Centering is the ratio of border width between opposite sides of a trading card’s printed frame. A perfectly centered card has equal border on left and right (50/50) and equal border on top and bottom (also 50/50). A 60/40 card has 60% of the total border width on one side, 40% on the other.
The print process is mechanically imperfect — sheets are printed, then cut into individual cards. Even minor cutting drift produces visible off-center cards, which is why a true 50/50 is genuinely rare straight from the pack.
How graders measure it
Every major grader measures the same way: distance from the printed border edge to the card edge, on each of the four sides. The worst axis (left/right or top/bottom) determines the centering grade.
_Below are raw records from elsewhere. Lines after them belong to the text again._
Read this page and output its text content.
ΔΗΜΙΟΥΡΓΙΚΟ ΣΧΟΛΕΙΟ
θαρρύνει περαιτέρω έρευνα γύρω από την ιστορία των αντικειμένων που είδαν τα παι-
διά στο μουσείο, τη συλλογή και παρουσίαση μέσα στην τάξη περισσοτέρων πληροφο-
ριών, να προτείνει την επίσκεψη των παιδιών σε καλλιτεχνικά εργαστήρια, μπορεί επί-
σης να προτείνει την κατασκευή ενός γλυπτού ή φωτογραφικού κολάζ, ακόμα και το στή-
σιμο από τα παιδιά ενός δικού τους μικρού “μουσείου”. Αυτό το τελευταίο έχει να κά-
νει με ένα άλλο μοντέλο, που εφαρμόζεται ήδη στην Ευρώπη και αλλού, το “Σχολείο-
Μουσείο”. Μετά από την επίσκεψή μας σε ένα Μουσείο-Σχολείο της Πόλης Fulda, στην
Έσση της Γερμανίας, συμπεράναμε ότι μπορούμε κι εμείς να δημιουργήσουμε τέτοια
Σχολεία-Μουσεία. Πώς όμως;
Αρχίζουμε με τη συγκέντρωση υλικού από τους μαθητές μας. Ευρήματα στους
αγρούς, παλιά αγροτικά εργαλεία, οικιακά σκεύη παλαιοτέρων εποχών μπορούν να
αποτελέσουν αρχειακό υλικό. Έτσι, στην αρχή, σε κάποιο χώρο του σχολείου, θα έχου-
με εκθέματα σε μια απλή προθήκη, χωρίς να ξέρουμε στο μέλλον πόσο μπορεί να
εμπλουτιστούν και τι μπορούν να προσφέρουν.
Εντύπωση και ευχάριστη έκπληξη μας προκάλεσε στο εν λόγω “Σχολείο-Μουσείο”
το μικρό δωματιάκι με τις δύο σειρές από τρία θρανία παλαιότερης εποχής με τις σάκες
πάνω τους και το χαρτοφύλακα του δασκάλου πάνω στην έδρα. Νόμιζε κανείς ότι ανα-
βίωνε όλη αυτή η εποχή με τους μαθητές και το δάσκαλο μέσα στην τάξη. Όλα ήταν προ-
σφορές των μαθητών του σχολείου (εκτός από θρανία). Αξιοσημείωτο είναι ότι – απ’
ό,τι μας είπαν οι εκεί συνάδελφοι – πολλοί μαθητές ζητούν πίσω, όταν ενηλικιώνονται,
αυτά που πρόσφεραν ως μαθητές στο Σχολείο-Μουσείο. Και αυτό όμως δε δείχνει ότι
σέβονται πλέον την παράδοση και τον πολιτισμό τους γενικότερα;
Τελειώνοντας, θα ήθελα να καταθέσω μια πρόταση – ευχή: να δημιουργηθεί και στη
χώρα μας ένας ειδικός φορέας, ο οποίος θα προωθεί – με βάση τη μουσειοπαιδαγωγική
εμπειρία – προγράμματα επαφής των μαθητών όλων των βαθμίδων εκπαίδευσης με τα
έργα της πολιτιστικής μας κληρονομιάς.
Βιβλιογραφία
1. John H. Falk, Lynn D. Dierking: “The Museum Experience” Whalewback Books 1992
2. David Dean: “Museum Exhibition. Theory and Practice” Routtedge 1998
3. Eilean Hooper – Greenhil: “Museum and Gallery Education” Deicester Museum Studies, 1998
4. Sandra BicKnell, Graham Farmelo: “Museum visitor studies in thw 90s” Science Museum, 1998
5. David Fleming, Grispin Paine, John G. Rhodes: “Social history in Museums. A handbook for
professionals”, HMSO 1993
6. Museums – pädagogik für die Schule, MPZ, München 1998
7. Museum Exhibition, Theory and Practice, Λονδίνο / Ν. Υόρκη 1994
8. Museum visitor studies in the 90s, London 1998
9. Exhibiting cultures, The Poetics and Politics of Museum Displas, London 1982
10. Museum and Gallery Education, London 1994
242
For a standard 63×88mm Pokemon card with ~3mm borders, a 55/45 measurement means one side has 1.65mm of border and the other has 1.35mm — a 0.3mm difference. Visible if you know to look, subtle enough that buyers often miss it without a tool.
The grade cap
Centering is the only one of the four attributes (corners, edges, surface, centering) that’s purely binary against a published threshold. A card with perfect corners, edges, and surface gets capped at a lower grade if centering is past the threshold for the next tier up.
The grade caps for PSA, the most-used grader:
- Past 55/45 → max PSA 9
- Past 60/40 → max PSA 8
- Past 65/35 → max PSA 7
- Past 70/30 → max PSA 6
So a perfectly preserved card with 65/35 centering is a PSA 7, not a PSA 9 or 10 — even if it’s pulled straight from a sealed pack.
Why measure instead of eyeball
Centering is the hardest attribute to estimate by eye. The human visual system is built to make objects look more symmetric than they are — a 56/44 card looks centered unless you put a ruler on it. By the time a card looks obviously off, you’re usually past 60/40.
That’s why this tool exists: to put the actual measurement in your hand before you commit a $25 grading fee to a card that’s going to come back capped.